The Silence of Snow, by Taylor Stein

The snow always brings silence. Not just quiet, but silence. It is possibly the only thing about the snow that I still enjoy. As children, I am sure most of us always looked forward to the snow. It was what made the winter cold more bearable. There was always fun to be had with friends sledding, building forts, and staging snowball fights. But it seems like those things, those simple pleasures, slowly disappear as our years add up. The innocence we possessed as children has long gone, and less and less often do we find the time to escape to spiral of modern society, to take a step back and enjoy life. We just go on, never questioning, never thinking, never living.

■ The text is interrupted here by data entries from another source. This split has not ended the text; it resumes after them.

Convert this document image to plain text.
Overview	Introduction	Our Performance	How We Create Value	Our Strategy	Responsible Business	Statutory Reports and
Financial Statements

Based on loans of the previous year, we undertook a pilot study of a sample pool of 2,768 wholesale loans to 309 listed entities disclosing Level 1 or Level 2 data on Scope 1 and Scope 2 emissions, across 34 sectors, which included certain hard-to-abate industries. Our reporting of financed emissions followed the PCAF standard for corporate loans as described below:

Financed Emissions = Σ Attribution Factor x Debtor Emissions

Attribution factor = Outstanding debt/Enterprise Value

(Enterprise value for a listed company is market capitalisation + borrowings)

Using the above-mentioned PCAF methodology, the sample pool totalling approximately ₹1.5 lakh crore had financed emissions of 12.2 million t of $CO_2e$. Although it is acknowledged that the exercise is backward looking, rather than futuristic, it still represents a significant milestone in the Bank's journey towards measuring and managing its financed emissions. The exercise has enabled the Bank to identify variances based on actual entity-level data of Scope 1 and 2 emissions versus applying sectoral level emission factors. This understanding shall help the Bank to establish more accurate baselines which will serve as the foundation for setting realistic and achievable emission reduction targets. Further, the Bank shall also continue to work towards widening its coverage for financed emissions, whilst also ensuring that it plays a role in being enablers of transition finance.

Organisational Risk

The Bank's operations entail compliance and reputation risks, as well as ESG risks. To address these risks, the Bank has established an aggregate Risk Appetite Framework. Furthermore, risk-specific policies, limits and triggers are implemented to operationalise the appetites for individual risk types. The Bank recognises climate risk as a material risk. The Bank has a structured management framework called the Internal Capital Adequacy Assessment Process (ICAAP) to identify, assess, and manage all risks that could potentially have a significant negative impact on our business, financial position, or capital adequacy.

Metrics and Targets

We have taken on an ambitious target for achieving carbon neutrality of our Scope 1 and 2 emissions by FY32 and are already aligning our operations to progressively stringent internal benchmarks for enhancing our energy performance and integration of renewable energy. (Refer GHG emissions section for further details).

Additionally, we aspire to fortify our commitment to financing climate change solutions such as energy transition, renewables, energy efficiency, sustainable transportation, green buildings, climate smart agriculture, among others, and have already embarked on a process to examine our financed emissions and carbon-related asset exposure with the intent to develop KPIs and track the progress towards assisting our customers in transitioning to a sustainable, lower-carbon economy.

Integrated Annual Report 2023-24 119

Not even the river makes a sound today. I’ve never seen it this still. It might as well be completely frozen. It looks almost like glass, so placid. I feel like if I were to step onto it from this rock, the murky water might support me. If only. I lie back on the sloping surface of the boulder, letting my head hang off the high edge and hover just inches above the freezing river. The sky above me is a dull gray with pale swathes of yellow where what is left of the daytime sun fights to be seen through the endless cloud cover. I wonder if this is what the skies over Gary, West Virginia look like year-round. Probably even more gray than this. At least these are actual clouds, not massive pockets of soot and slurry floating through the air. Imagine if those playful little snowdrifts you see when the wind kicks up were actually drifts of dust and waste from the freshly demolished mountain one valley over.

I have always been very aware of the fact that I am so lucky to live the life I live in the time and place I live it in, meaning I know a lot of other people are much worse off than me. I know these people are everywhere, many being located in Third World countries, but the fact that such horrible things are happening on our own soil is distressing. A recurring theme in Days of Destruction, Days of Revolt is the one that corporate and government corruption runs rampant through our country, decimating anyone standing in the Machine’s way. It is true of the Native Americans, when the government took and took and took from them until they were left with nothing but barren lands and alcoholism. It is true of the poor souls in Camden and their corrupt, cut-throat mayor who abandoned civility and his people long ago. It is true of huge corporations like Walmart, that completely suck the life from local economies and take more jobs than they create. And it is certainly true of the coal companies, who leach the land and leave nothing in the wake but contamination and death. I wanted to shed a tear for Larry Gibson, especially during the moments when the coal conglomerates seized the land where his people were buried. If I can feel such feelings of sadness and remorse, followed immediately by such a burning anger toward the coal company, I can hardly imagine how he must truly feel.

I am getting tired of this weather. It is like an itch that never goes away. Off in the distance, I can see a rope swing hanging from a tree branch about 30-40 above the water. I remember what it feels like, slowly inching my wet feet up the steep, precarious incline of the tree trunk, tightly holding the rope just in case I slipped off. I can almost feel the summer heat pressing on my body. Almost to the top. The water looks so much farther away than I thought it would. Adrenaline kick. Exhilaration. Elevation. Now. I miss the feeling of weightless the fall brings. Just before I hit the water, the rope tightens and pulls me up as I skim my feet across the river surface. Release. I can’t wait for summer.